812 F.2d 1401: Evelyn Nordbrok, Plaintiff-appellant, v. Texaco, Inc., Defendant-appellee,andcharles L. Marcus, Trustee, Defendant
United States Court of Appeals, Fourth Circuit. - 812 F.2d 1401
Submitted Jan. 14, 1987.Decided Feb. 18, 1987
Before PHILLIPS, SPROUSE and ERVIN, Circuit Judges.
Evelyn Nordbrok, appellant pro se.
Calvin H. Childress, Kelbert, Childress & Flax, Charles L. Marcus, Marcus & Santoro, Vann Howard Lefcoe, Livesay & Lefcoe Ltd, for appellee.
Evelyn Nordbrok appeals from the district court's affirmance of the bankruptcy court's order denying Nordbrok's motion to reopen her 1968 bankruptcy case. We affirm.
Evelyn Nordbrok was granted a bankruptcy discharge on 31 October 1968. Under the bankruptcy law applicable at that time a debtor's failure to raise a bankruptcy discharge as an affirmative defense in a state court action waived that personal defense.
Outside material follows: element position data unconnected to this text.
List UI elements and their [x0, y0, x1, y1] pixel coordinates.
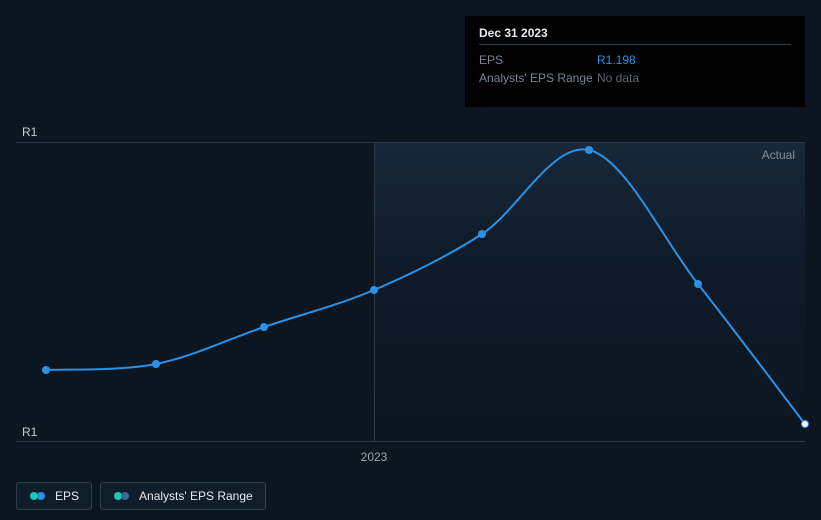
legend-swatch-icon: [113, 491, 131, 501]
series-marker: [370, 286, 378, 294]
x-axis-tick-label: 2023: [361, 450, 388, 464]
series-marker: [585, 146, 593, 154]
legend-label: Analysts' EPS Range: [139, 489, 253, 503]
tooltip-key: Analysts' EPS Range: [479, 69, 597, 87]
legend: EPS Analysts' EPS Range: [16, 482, 266, 510]
legend-swatch-icon: [29, 491, 47, 501]
series-marker: [42, 366, 50, 374]
tooltip-row: EPSR1.198: [479, 51, 791, 69]
plot-area[interactable]: [16, 142, 805, 442]
eps-line-series: [16, 142, 805, 442]
series-marker: [260, 323, 268, 331]
tooltip-date: Dec 31 2023: [479, 26, 791, 45]
tooltip-row: Analysts' EPS RangeNo data: [479, 69, 791, 87]
series-marker: [152, 360, 160, 368]
tooltip-key: EPS: [479, 51, 597, 69]
series-marker: [694, 280, 702, 288]
y-axis-top-label: R1: [22, 125, 37, 139]
legend-item[interactable]: Analysts' EPS Range: [100, 482, 266, 510]
legend-label: EPS: [55, 489, 79, 503]
legend-item[interactable]: EPS: [16, 482, 92, 510]
tooltip-value: R1.198: [597, 51, 636, 69]
chart-tooltip: Dec 31 2023 EPSR1.198Analysts' EPS Range…: [465, 16, 805, 107]
series-marker: [478, 230, 486, 238]
eps-chart: R1 R1 Actual 2023 Dec 31 2023 EPSR1.198A…: [0, 0, 821, 520]
tooltip-value: No data: [597, 69, 639, 87]
series-end-marker: [801, 420, 809, 428]
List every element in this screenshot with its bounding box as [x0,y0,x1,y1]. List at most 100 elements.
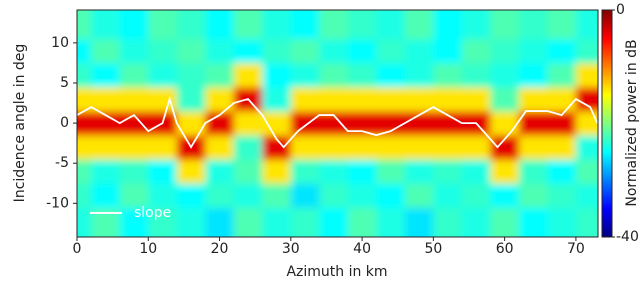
x-tick-label: 70 [567,241,585,257]
heat-cell [234,0,263,39]
heat-cell [547,183,576,208]
legend-label: slope [134,205,171,221]
heat-cell [462,0,491,39]
heat-cell [205,183,234,208]
y-tick-label: 10 [51,35,69,51]
heat-cell [490,39,519,64]
heat-cell [576,183,627,208]
heat-cell [576,111,627,136]
heat-cell [177,63,206,88]
heat-cell [547,0,576,39]
heat-cell [262,39,291,64]
heat-cell [205,159,234,184]
heat-cell [376,0,405,39]
heat-cell [91,0,120,39]
x-tick-label: 60 [496,241,514,257]
heat-cell [576,135,627,160]
heat-cell [319,159,348,184]
heat-cell [177,87,206,112]
heat-cell [120,63,149,88]
heat-cell [148,135,177,160]
heat-cell [348,183,377,208]
heat-cell [291,135,320,160]
heat-cell [405,183,434,208]
y-tick-label: -5 [55,155,69,171]
heat-cell [234,63,263,88]
heat-cell [376,159,405,184]
heat-cell [319,207,348,261]
heat-cell [291,87,320,112]
heat-cell [576,159,627,184]
heat-cell [490,0,519,39]
heat-cell [291,183,320,208]
heat-cell [91,39,120,64]
y-axis-label: Incidence angle in deg [12,44,28,203]
heat-cell [91,159,120,184]
heat-cell [433,39,462,64]
heat-cell [262,87,291,112]
heat-cell [433,135,462,160]
colorbar [602,10,612,237]
heat-cell [177,0,206,39]
heat-cell [405,39,434,64]
heat-cell [576,63,627,88]
colorbar-tick-label: 0 [616,2,625,18]
heat-cell [376,63,405,88]
heat-cell [205,87,234,112]
heat-cell [547,39,576,64]
colorbar-tick-label: -40 [616,229,639,245]
heat-cell [120,0,149,39]
heat-cell [234,135,263,160]
heat-cell [376,183,405,208]
heat-cell [291,111,320,136]
heat-cell [205,135,234,160]
heat-cell [519,207,548,261]
heat-cell [462,159,491,184]
heat-cell [490,159,519,184]
heat-cell [120,159,149,184]
heat-cell [490,183,519,208]
heat-cell [462,207,491,261]
heat-cell [319,135,348,160]
y-tick-label: -10 [46,195,69,211]
heat-cell [148,0,177,39]
heat-cell [433,159,462,184]
heat-cell [405,135,434,160]
heat-cell [91,183,120,208]
heat-cell [91,207,120,261]
colorbar-label: Normalized power in dB [624,39,640,206]
heat-cell [405,87,434,112]
heat-cell [262,183,291,208]
heat-cell [177,39,206,64]
heat-cell [205,63,234,88]
heat-cell [405,159,434,184]
heat-cell [91,63,120,88]
heat-cell [519,159,548,184]
heat-cell [234,111,263,136]
x-tick-label: 10 [139,241,157,257]
heat-cell [433,183,462,208]
heat-cell [519,0,548,39]
heat-cell [262,0,291,39]
heat-cell [348,87,377,112]
heat-cell [120,135,149,160]
heat-cell [462,63,491,88]
heat-cell [462,135,491,160]
heat-cell [547,87,576,112]
heat-cell [376,87,405,112]
heat-cell [205,0,234,39]
heat-cell [462,87,491,112]
heat-cell [519,87,548,112]
x-tick-label: 50 [424,241,442,257]
x-tick-label: 20 [211,241,229,257]
y-tick-label: 5 [60,75,69,91]
heat-cell [519,63,548,88]
heat-cell [120,87,149,112]
heat-cell [120,39,149,64]
x-tick-label: 30 [282,241,300,257]
heat-cell [519,39,548,64]
heat-cell [519,183,548,208]
heat-cell [205,39,234,64]
heat-cell [148,159,177,184]
heat-cell [490,87,519,112]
Helms v. Holmes, 129 F.2d 263 (4th Cir.1942).
In 1969 Texaco filed suit on the discharged debt and, after the Nordbroks failed to respond, obtained a default judgment. Texaco recorded its judgment and holds a judgment lien against Nordbrok. Nordbrok made her motion to reopen the bankruptcy case when she was denied the assets of the sale of her deceased mother's property after the closing attorney refused to give her the proceeds. The closing attorney apparently discovered Texaco's judgment lien against Nordbrok while performing a title search of the property. The bankruptcy court, recognizing that it lacked authority to grant relief under the law applicable in 1968, denied the motion to reopen the case. Nordbrok appealed to the district court; the district court affirmed. Nordbrok then appealed to this court; we affirm on the reasoning of the district court. Nordbrok v. Texaco, C/A No. 86-156-N (E.D.Va., March 13, 1986).
We dispense with oral argument because the facts and legal argument are adequately developed in the materials before the Court and oral argument would not significantly aid the decisional process.